The problem with Keynesian economics is it is based on a false credit economy. The government spends money it does not have boosting the economy with artificially inflated demand. These effects are temporary - the economy invariably goes into a slump as soon as government spending diminishes. That is why countries experience post war depressions - the economy is artificially stimulated under the demand for war-level production, which in turn demands high levels of employment. When the war ends, so does the demand for high level production, and in turn, high employment demands. The economy slumps from the combined weights of decreased demand and the need to pay back the money spent during the war.
Prior to WWI, countries weathered their post war depressions naturally, paid back the debts, and moved on. But the WWI post war depression was far more extensive than others due to the extensive level of the war itself, plus that additional factor of the Treaty of Versailles driving Germany's economy to complete collapse. Other mistakes made at the beginning of the slump (ie: Keynesian attempts to control the depression) resulted in the Great Depression - which in reality was a simple post war depression magnified by mistakes made in trying to avert it.
Since then we have never managed to actually pull ourselves out of the mud pit. Keynesian economics under FDR were instated in an attempt to mitigate the depression, but it was not until we moved the economy to a partial war footing under the lend-lease act, and later full blown war footing as we entered WWII ourselves that the depression was overcome with increased economic activity. The economy started to flag again after WWII, but the combined factors of the Korean War, Vietnam, and cold war kept us on a semi-war footing until recently.
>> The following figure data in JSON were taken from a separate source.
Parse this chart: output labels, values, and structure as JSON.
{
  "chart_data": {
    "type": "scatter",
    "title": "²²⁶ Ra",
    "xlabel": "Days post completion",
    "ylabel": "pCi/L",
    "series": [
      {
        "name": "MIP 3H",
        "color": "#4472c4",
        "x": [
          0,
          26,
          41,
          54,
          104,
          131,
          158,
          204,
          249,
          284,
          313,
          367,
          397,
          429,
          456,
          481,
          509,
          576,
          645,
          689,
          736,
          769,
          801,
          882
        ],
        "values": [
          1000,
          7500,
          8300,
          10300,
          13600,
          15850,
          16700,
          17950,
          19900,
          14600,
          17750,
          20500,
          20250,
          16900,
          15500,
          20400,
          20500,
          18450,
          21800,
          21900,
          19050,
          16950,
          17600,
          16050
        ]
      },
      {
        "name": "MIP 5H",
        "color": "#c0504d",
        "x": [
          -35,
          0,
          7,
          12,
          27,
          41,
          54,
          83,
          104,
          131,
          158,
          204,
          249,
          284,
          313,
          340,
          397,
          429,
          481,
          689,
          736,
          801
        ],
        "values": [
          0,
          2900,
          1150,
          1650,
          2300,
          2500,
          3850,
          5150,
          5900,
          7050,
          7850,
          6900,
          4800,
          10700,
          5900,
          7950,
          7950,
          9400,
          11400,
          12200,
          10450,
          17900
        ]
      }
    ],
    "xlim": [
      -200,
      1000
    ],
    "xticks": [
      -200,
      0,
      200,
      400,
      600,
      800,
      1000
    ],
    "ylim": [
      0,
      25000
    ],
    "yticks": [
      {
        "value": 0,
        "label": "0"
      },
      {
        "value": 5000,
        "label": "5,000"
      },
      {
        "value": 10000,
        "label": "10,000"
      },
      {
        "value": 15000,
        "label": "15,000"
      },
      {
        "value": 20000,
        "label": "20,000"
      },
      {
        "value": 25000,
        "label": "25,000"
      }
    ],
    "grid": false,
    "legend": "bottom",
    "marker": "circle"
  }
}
After Vietnam we slumped again to be treated with massive deficit spending to keep things afloat. Of note is the start of credit spending on the part of the general populace during this time also. Also of note is how both parties used their own techniques, from mandating new definitions of fair lending practices, to easing banking regulations in order to make high risk lending profitable. But the core purpose of these moves made under various administrations and under various congresses with various majorities had one overriding purpose: to continue artificial stimulation of the economy through credit spending on the part of the people as well as the government.
And THAT is the basis of Keynesian economics: artificial stimulation of demand. But the problem is it is ARTIFICIAL. It is the creation of a FALSE economy under the theory that the economy will eventually grow enough to take over without additional stimulation. But history has shown this theory to be completely false. Every single time the economy has been left to grow on it own and deficit spending diminished (it has yet to be eliminated), every time credit levels under the latest banking laws max out, the economy goes into a slump. Even the dot.com bubble economy is an example of this: dot.com was as much the result of extending credit as growth of new companies, and the bubble crash was the direct result of reaching the upper limits of the credit bubble.
The latest crisis was/is nothing more than the latest brick in the wall of Keynesian failure. No, it is NOT the result of "failed policies of conservative economics" as the mindless "lets make the government dig us out again" morons would have us believe. It is/was the result of the latest Keynesian maneuvers to keep the economy going through credit spending running into its inevitable ceiling. Specifically, bank made mortgage loans to people who had no genuine ability to pay them off, laws were changed to allow banks to sell said bad mortgages as high-end investment packages, and when the bottom fell out the whole house of cards came tumbling down.
Along come the Keynesians with their bullshit theory and start building up the next house of cards. What Keynesians will not admit, or cannot fathom, is the current crisis, which they are ONE MORE TIME!!! trying to address with Keynesian policies, is the direct result of Keynesian policies instated at the LAST crisis, which was the result of Keynesian policies from the previous crisis, going all the way back to Keynesian policies trying unsuccessfully to avert the post war depression following WWI. Keynesians are the working definition of insanity.
Bottom line: the economy can NOT be forever artificially supported. For economic growth to occur consistently, the level of artificial support must also grow. But we cannot spend on credit forever - it MUST eventually be repaid. We are already at the point it is questionable whether the debt CAN be repaid. But if it can not be repaid, the only alternative is complete collapse.